This is part one of a two-part solar blog series.
In light of all the solar activity and discussions recently in Philadelphia, this post will highlight what the Office of Sustainability and our City partners have done to promote solar, streamline City permitting processes and lower the cost to install solar in Philadelphia. We’ll also provide an overview of current market conditions for solar power in Pennsylvania.
The City’s Solar Progress
The City of Philadelphia has taken steps to provide a solid foundation for solar development. In 2008, Philadelphia was named a Solar America City, a U.S. Department of Energy project that works with municipalities across the country to remove regulatory barriers and reduce soft costs of solar development. With funding from this project, the Office of Sustainability worked with industry stakeholders to develop a guidebook outlining a streamlined permitting process for new projects.
In 2012, our office worked with City Council to pass legislation that significantly reduced the cost of solar permitting by excluding the costs of solar panels and inverters in calculating fees. The City continues to work with solar developers and PECO to ensure that existing policies and processes are up-to-date, and is currently pursuing a SolSmart (formerly SPARC) designation through the Department of Energy, a national recognition and a no-cost technical assistance program for local governments designed to drive greater solar deployment.
In addition to reducing barriers for private developers, the City has worked to include more alternative energy projects in city facilities, including solar. In 2011, the City unveiled its first solar photovoltaic system, located at Philadelphia Water’s Southeast Water Pollution Control Plant. The 250-kilowatt solar array consists of more than 1,000 panels covering 60,000 square feet, and its electricity helps power the energy-intensive task of water treatment. The project’s total cost of $1.7 million was funded jointly by a Recovery Act Energy Efficiency and Conservation Block Grant and Philadelphia Water.
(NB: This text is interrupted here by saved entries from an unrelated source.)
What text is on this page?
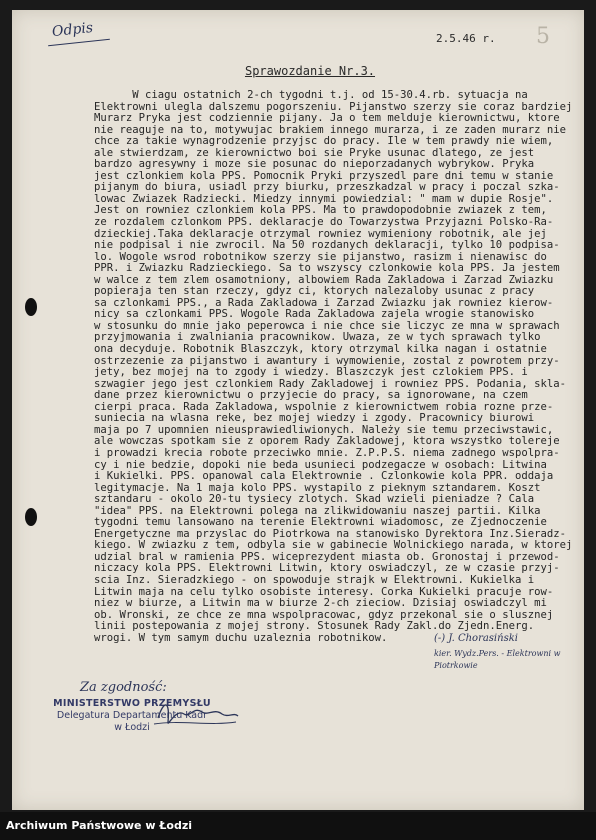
Odpis	5
2.5.46 r.
Sprawozdanie Nr.3.
W ciagu ostatnich 2-ch tygodni t.j. od 15-30.4.rb. sytuacja na
Elektrowni ulegla dalszemu pogorszeniu. Pijanstwo szerzy sie coraz bardziej
Murarz Pryka jest codziennie pijany. Ja o tem melduje kierownictwu, ktore
nie reaguje na to, motywujac brakiem innego murarza, i ze zaden murarz nie
chce za takie wynagrodzenie przyjsc do pracy. Ile w tem prawdy nie wiem,
ale stwierdzam, ze kierownictwo boi sie Pryke usunac dlatego, ze jest
bardzo agresywny i moze sie posunac do nieporzadanych wybrykow. Pryka
jest czlonkiem kola PPS. Pomocnik Pryki przyszedl pare dni temu w stanie
pijanym do biura, usiadl przy biurku, przeszkadzal w pracy i poczal szka-
lowac Zwiazek Radziecki. Miedzy innymi powiedzial: " mam w dupie Rosje".
Jest on rowniez czlonkiem kola PPS. Ma to prawdopodobnie zwiazek z tem,
ze rozdalem czlonkom PPS. deklaracje do Towarzystwa Przyjazni Polsko-Ra-
dzieckiej.Taka deklaracje otrzymal rowniez wymieniony robotnik, ale jej
nie podpisal i nie zwrocil. Na 50 rozdanych deklaracji, tylko 10 podpisa-
lo. Wogole wsrod robotnikow szerzy sie pijanstwo, rasizm i nienawisc do
PPR. i Zwiazku Radzieckiego. Sa to wszyscy czlonkowie kola PPS. Ja jestem
w walce z tem zlem osamotniony, albowiem Rada Zakladowa i Zarzad Zwiazku
popieraja ten stan rzeczy, gdyz ci, ktorych nalezaloby usunac z pracy
sa czlonkami PPS., a Rada Zakladowa i Zarzad Zwiazku jak rowniez kierow-
nicy sa czlonkami PPS. Wogole Rada Zakladowa zajela wrogie stanowisko
w stosunku do mnie jako peperowca i nie chce sie liczyc ze mna w sprawach
przyjmowania i zwalniania pracownikow. Uwaza, ze w tych sprawach tylko
ona decyduje. Robotnik Blaszczyk, ktory otrzymal kilka nagan i ostatnie
ostrzezenie za pijanstwo i awantury i wymowienie, zostal z powrotem przy-
jety, bez mojej na to zgody i wiedzy. Blaszczyk jest czlokiem PPS. i
szwagier jego jest czlonkiem Rady Zakladowej i rowniez PPS. Podania, skla-
dane przez kierownictwu o przyjecie do pracy, sa ignorowane, na czem
cierpi praca. Rada Zakladowa, wspolnie z kierownictwem robia rozne prze-
suniecia na wlasna reke, bez mojej wiedzy i zgody. Pracownicy biurowi
maja po 7 upomnien nieusprawiedliwionych. Należy sie temu przeciwstawic,
ale wowczas spotkam sie z oporem Rady Zakladowej, ktora wszystko tolereje
i prowadzi krecia robote przeciwko mnie. Z.P.P.S. niema zadnego wspolpra-
cy i nie bedzie, dopoki nie beda usunieci podzegacze w osobach: Litwina
i Kukielki. PPS. opanowal cala Elektrownie . Czlonkowie kola PPR. oddaja
legitymacje. Na 1 maja kolo PPS. wystapilo z pieknym sztandarem. Koszt
sztandaru - okolo 20-tu tysiecy zlotych. Skad wzieli pieniadze ? Cala
"idea" PPS. na Elektrowni polega na zlikwidowaniu naszej partii. Kilka
tygodni temu lansowano na terenie Elektrowni wiadomosc, ze Zjednoczenie
Energetyczne ma przyslac do Piotrkowa na stanowisko Dyrektora Inz.Sieradz-
kiego. W zwiazku z tem, odbyla sie w gabinecie Wolnickiego narada, w ktorej
udzial bral w ramienia PPS. wiceprezydent miasta ob. Gronostaj i przewod-
niczacy kola PPS. Elektrowni Litwin, ktory oswiadczyl, ze w czasie przyj-
scia Inz. Sieradzkiego - on spowoduje strajk w Elektrowni. Kukielka i
Litwin maja na celu tylko osobiste interesy. Corka Kukielki pracuje row-
niez w biurze, a Litwin ma w biurze 2-ch zieciow. Dzisiaj oswiadczyl mi
ob. Wronski, ze chce ze mna wspolpracowac, gdyz przekonal sie o slusznej
linii postepowania z mojej strony. Stosunek Rady Zakl.do Zjedn.Energ.
wrogi. W tym samym duchu uzaleznia robotnikow.	(-) J. Chorasiński
kier. Wydz.Pers. - Elektrowni w Piotrkowie
Za zgodność:
MINISTERSTWO PRZEMYSŁU
Delegatura Departamentu Kadr
w Łodzi
Archiwum Państwowe w Łodzi
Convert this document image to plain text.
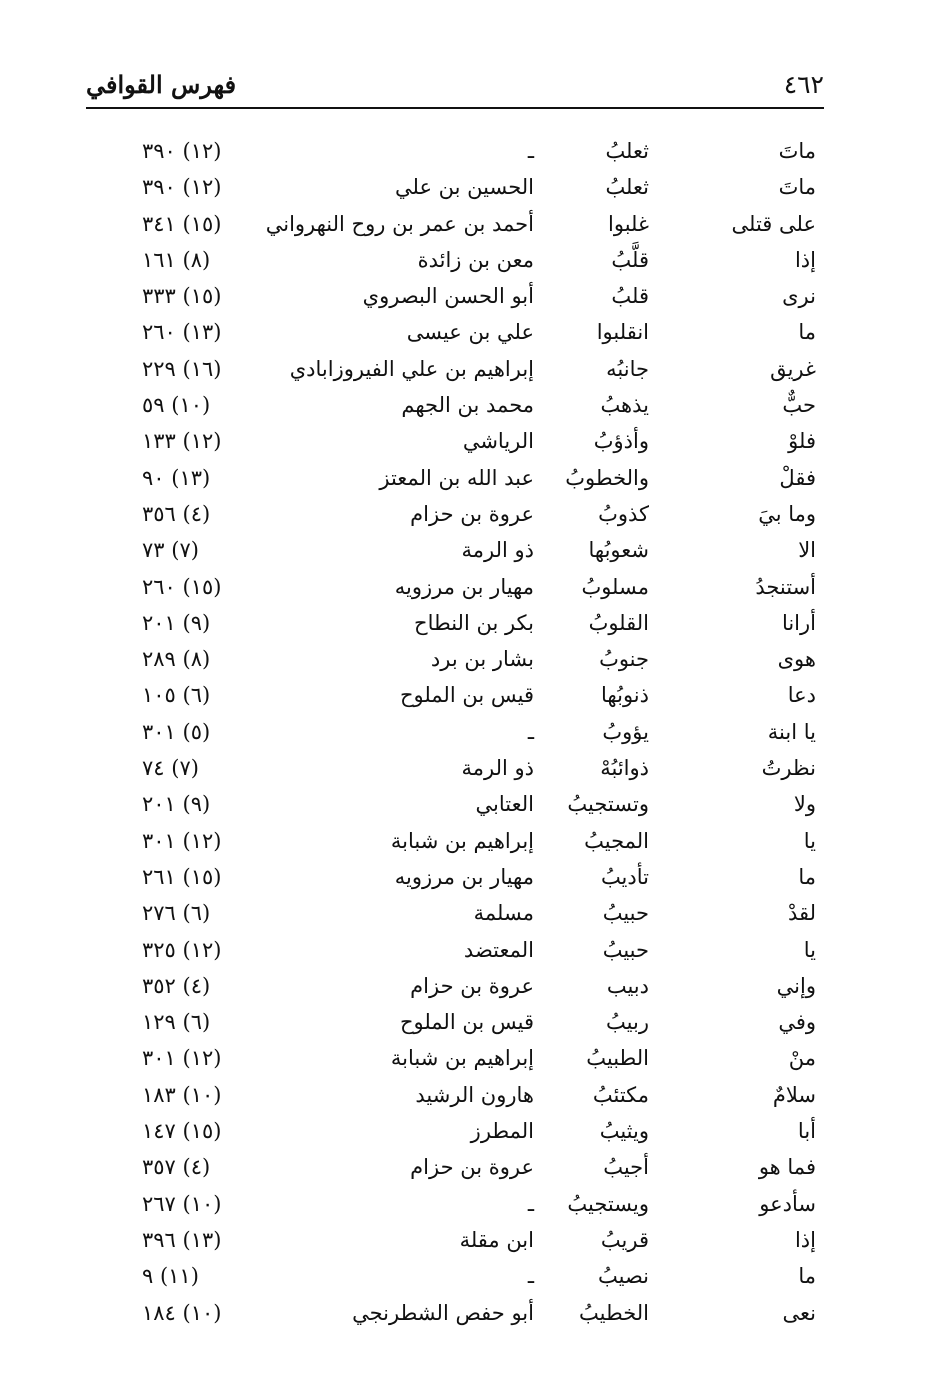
٤٦٢
فهرس القوافي
ماتَ
ثعلبُ
ـ
(١٢) ٣٩٠
ماتَ
ثعلبُ
الحسين بن علي
(١٢) ٣٩٠
على قتلى
غلبوا
أحمد بن عمر بن روح النهرواني
(١٥) ٣٤١
إذا
قلَّبُ
معن بن زائدة
(٨) ١٦١
نرى
قلبُ
أبو الحسن البصروي
(١٥) ٣٣٣
ما
انقلبوا
علي بن عيسى
(١٣) ٢٦٠
غريق
جانبُه
إبراهيم بن علي الفيروزابادي
(١٦) ٢٢٩
حبٌّ
يذهبُ
محمد بن الجهم
(١٠) ٥٩
فلوْ
وأذؤبُ
الرياشي
(١٢) ١٣٣
فقلْ
والخطوبُ
عبد الله بن المعتز
(١٣) ٩٠
وما بيَ
كذوبُ
عروة بن حزام
(٤) ٣٥٦
الا
شعوبُها
ذو الرمة
(٧) ٧٣
أستنجدُ
مسلوبُ
مهيار بن مرزويه
(١٥) ٢٦٠
أرانا
القلوبُ
بكر بن النطاح
(٩) ٢٠١
هوى
جنوبُ
بشار بن برد
(٨) ٢٨٩
دعا
ذنوبُها
قيس بن الملوح
(٦) ١٠٥
يا ابنة
يؤوبُ
ـ
(٥) ٣٠١
نظرتُ
ذوائبُهْ
ذو الرمة
(٧) ٧٤
ولا
وتستجيبُ
العتابي
(٩) ٢٠١
يا
المجيبُ
إبراهيم بن شبابة
(١٢) ٣٠١
ما
تأديبُ
مهيار بن مرزويه
(١٥) ٢٦١
لقدْ
حبيبُ
مسلمة
(٦) ٢٧٦
يا
حبيبُ
المعتضد
(١٢) ٣٢٥
وإني
دبيب
عروة بن حزام
(٤) ٣٥٢
وفي
ربيبُ
قيس بن الملوح
(٦) ١٢٩
منْ
الطبيبُ
إبراهيم بن شبابة
(١٢) ٣٠١
سلامٌ
مكتئبُ
هارون الرشيد
(١٠) ١٨٣
أبا
ويثيبُ
المطرز
(١٥) ١٤٧
فما هو
أجيبُ
عروة بن حزام
(٤) ٣٥٧
سأدعو
ويستجيبُ
ـ
(١٠) ٢٦٧
إذا
قريبُ
ابن مقلة
(١٣) ٣٩٦
ما
نصيبُ
ـ
(١١) ٩
نعى
الخطيبُ
أبو حفص الشطرنجي
(١٠) ١٨٤
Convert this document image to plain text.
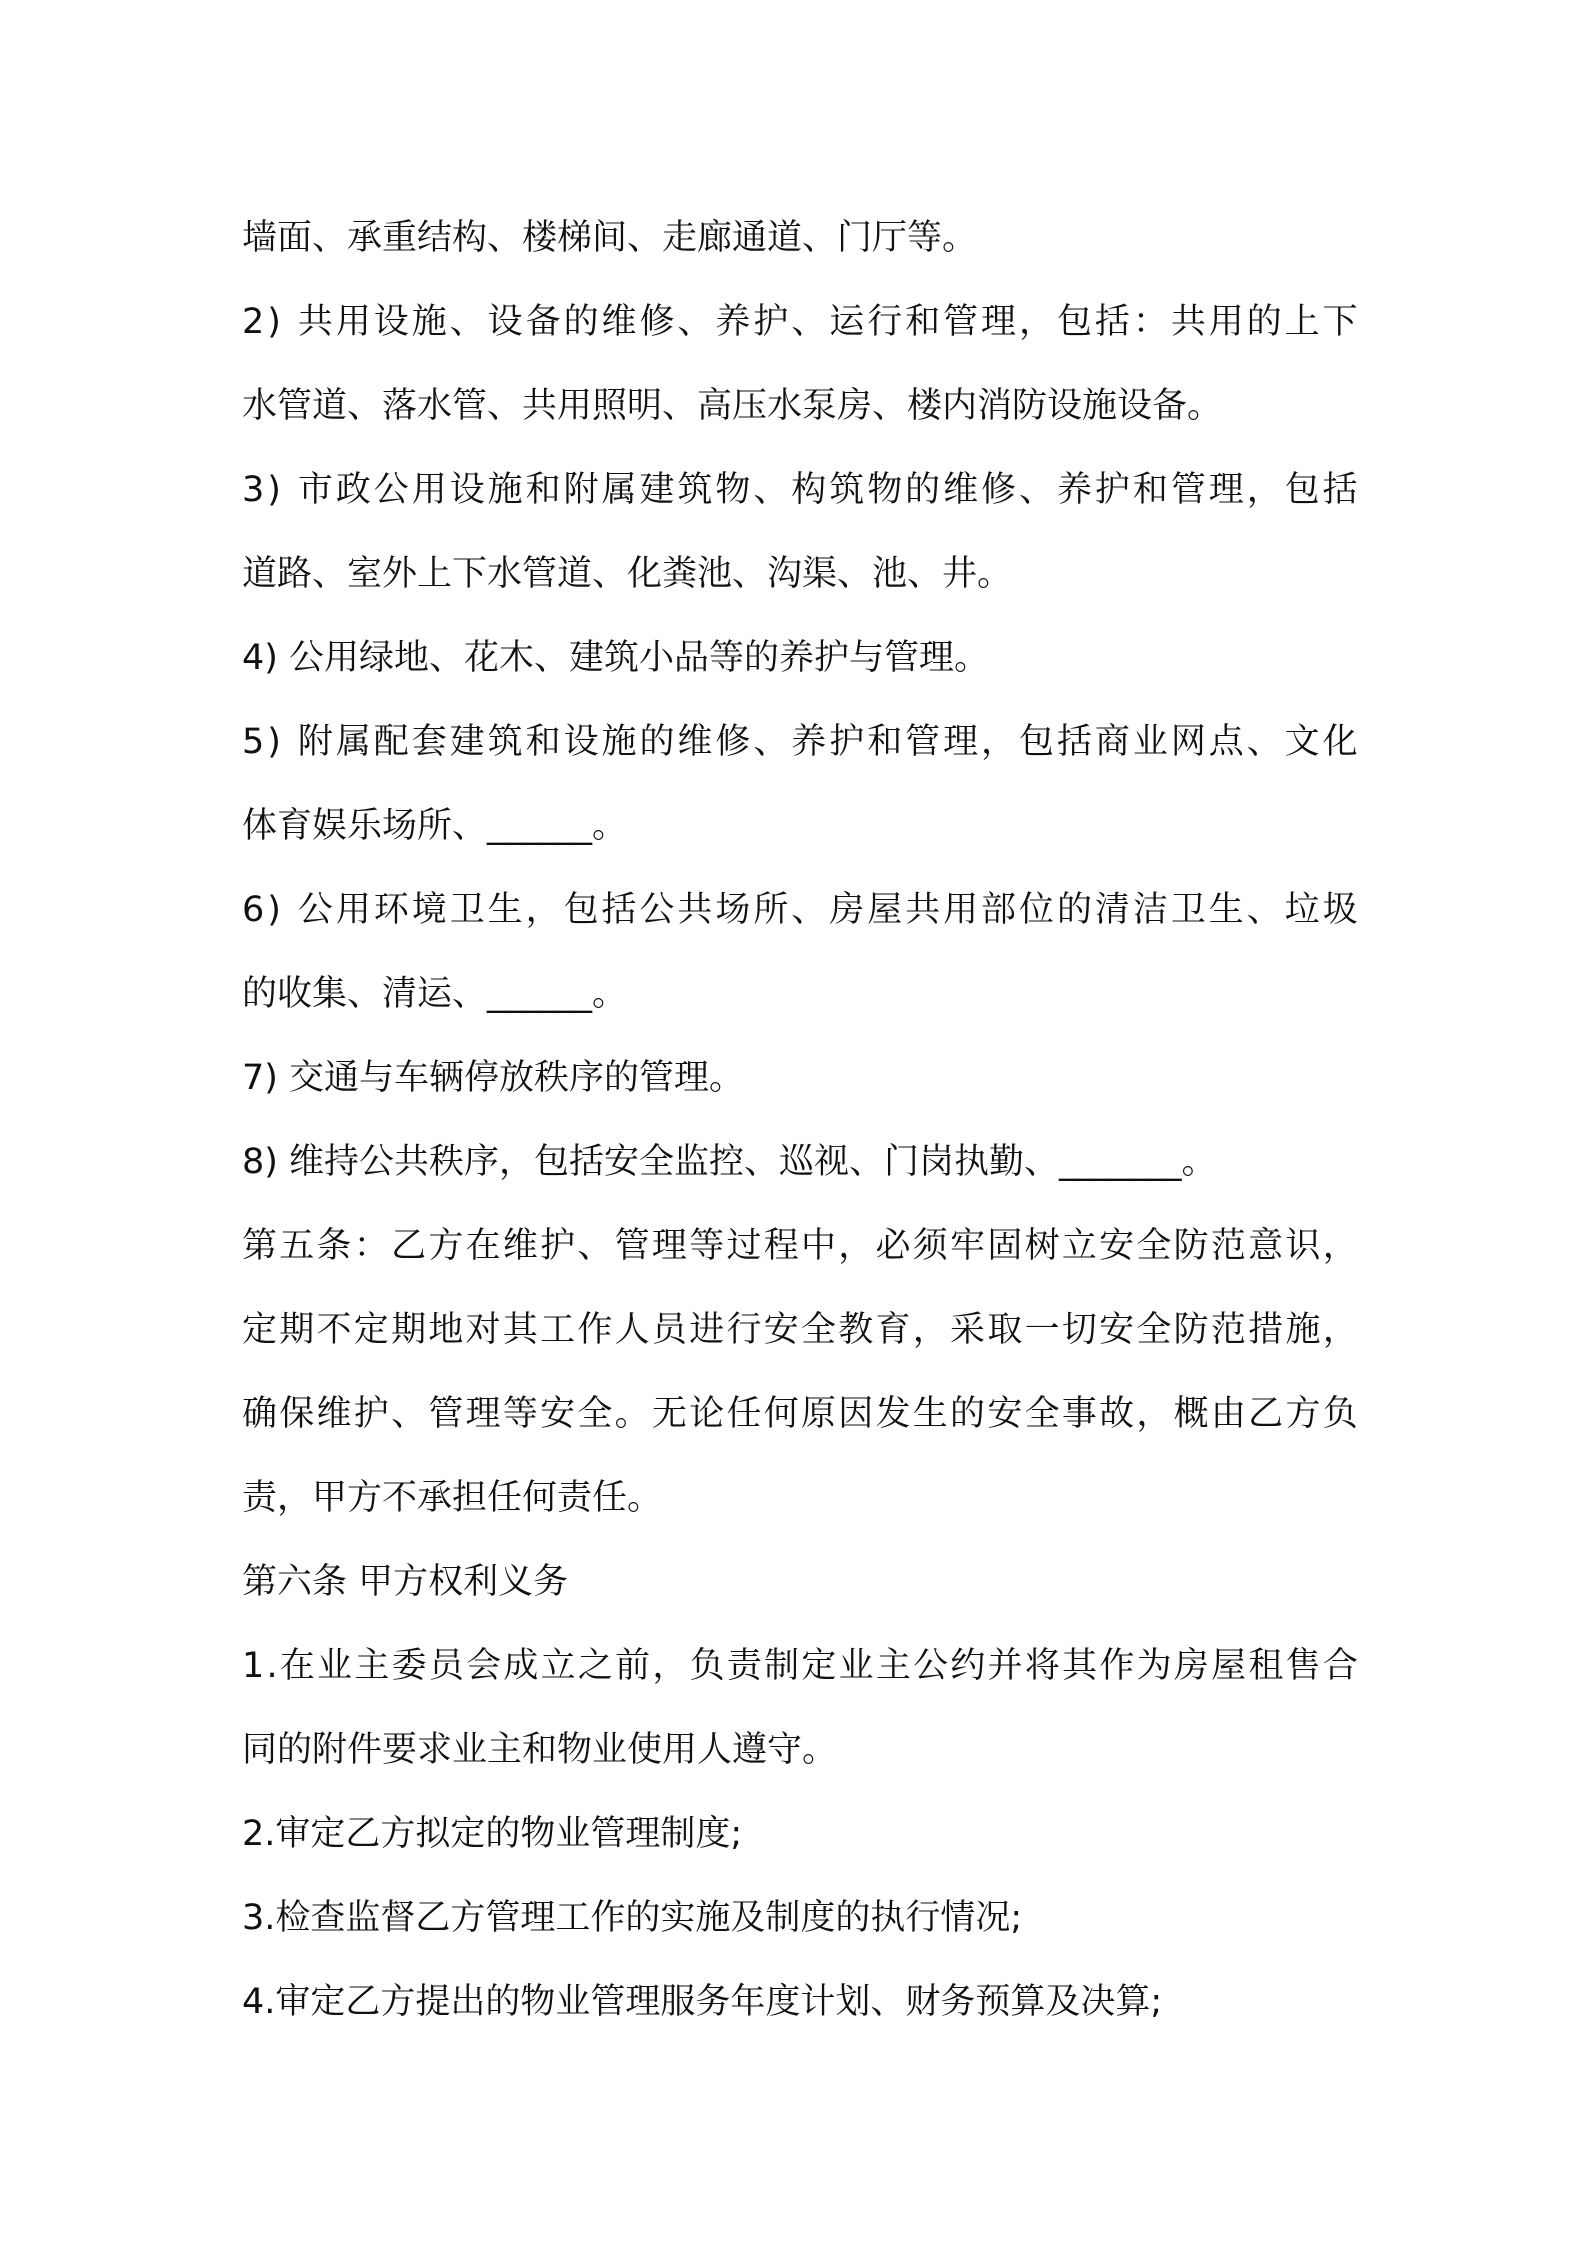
墙面、承重结构、楼梯间、走廊通道、门厅等。
2 )
共 用 设 施 、 设 备 的 维 修 、 养 护 、 运 行 和 管 理 ， 包 括 ： 共 用 的 上 下
水管道、落水管、共用照明、高压水泵房、楼内消防设施设备。
3 )
市 政 公 用 设 施 和 附 属 建 筑 物 、 构 筑 物 的 维 修 、 养 护 和 管 理 ， 包 括
道路、室外上下水管道、化粪池、沟渠、池、井。
4) 公用绿地、花木、建筑小品等的养护与管理。
5 )
附 属 配 套 建 筑 和 设 施 的 维 修 、 养 护 和 管 理 ， 包 括 商 业 网 点 、 文 化
体育娱乐场所、______。
6 )
公 用 环 境 卫 生 ， 包 括 公 共 场 所 、 房 屋 共 用 部 位 的 清 洁 卫 生 、 垃 圾
的收集、清运、______。
7) 交通与车辆停放秩序的管理。
8) 维持公共秩序，包括安全监控、巡视、门岗执勤、_______。
第 五 条 ： 乙 方 在 维 护 、 管 理 等 过 程 中 ， 必 须 牢 固 树 立 安 全 防 范 意 识 ，
定 期 不 定 期 地 对 其 工 作 人 员 进 行 安 全 教 育 ， 采 取 一 切 安 全 防 范 措 施 ，
确 保 维 护 、 管 理 等 安 全 。 无 论 任 何 原 因 发 生 的 安 全 事 故 ， 概 由 乙 方 负
责，甲方不承担任何责任。
第六条 甲方权利义务
1 . 在 业 主 委 员 会 成 立 之 前 ， 负 责 制 定 业 主 公 约 并 将 其 作 为 房 屋 租 售 合
同的附件要求业主和物业使用人遵守。
2.审定乙方拟定的物业管理制度;
3.检查监督乙方管理工作的实施及制度的执行情况;
4.审定乙方提出的物业管理服务年度计划、财务预算及决算;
Pennsylvania Solar Market Snapshot
The cost of installed solar continues to drop nationwide as solar gains mainstream acceptance, is recognized as a cost competitive source of electricity, and companies develop improved methods to interact with customers.
Throughout the nation, state level policy drives local solar markets and Pennsylvania’s solar industry has lagged in recent years due to inconsistent market signals from Harrisburg and an end to incentive programs. The state has traditionally had two programs that have helped to encourage solar development.
First, the state’s Alternative Energy Portfolio Standard requires utility companies to purchase Solar Renewable Energy Credits (SRECs), which helps entities re-coup initial investments. Prior to 2010, SREC prices in Pennsylvania were high enough to make investments in solar attractive across the state. However, prices have cratered in recent years from highs of around $400/MWh to a low of $10/MWh. As a point of comparison, New Jersey, which has a similar market, retains SREC prices around $285/MWh, while Pennsylvania’s are in the $15-$16/MWh range. State action is needed to increase the competitiveness of Pennsylvania’s SREC market.
Secondly, the state’s previously robust rebate program ended and has not been re-capitalized. Launched in 2009 under Governor Rendell, the PA Sunshine Rebate program provided $100 million in rebates for solar panels on homes and small businesses. Currently, there are no state incentives available.
Another challenge to the local solar market is low energy prices. Regional electricity prices are near 12-year lows, making payback on solar investments more challenging. Large institutions like the City of Philadelphia and the School District purchase electricity in bulk and pay lower electricity prices compared to the residential marketplace, making the economics of investments more challenging.
The combination of low electricity prices and limited state incentives can make it hard to economically justify solar projects over short terms. Don’t fear though! Projects can still make economic sense over longer time horizons if customers are comfortable with a longer term investment.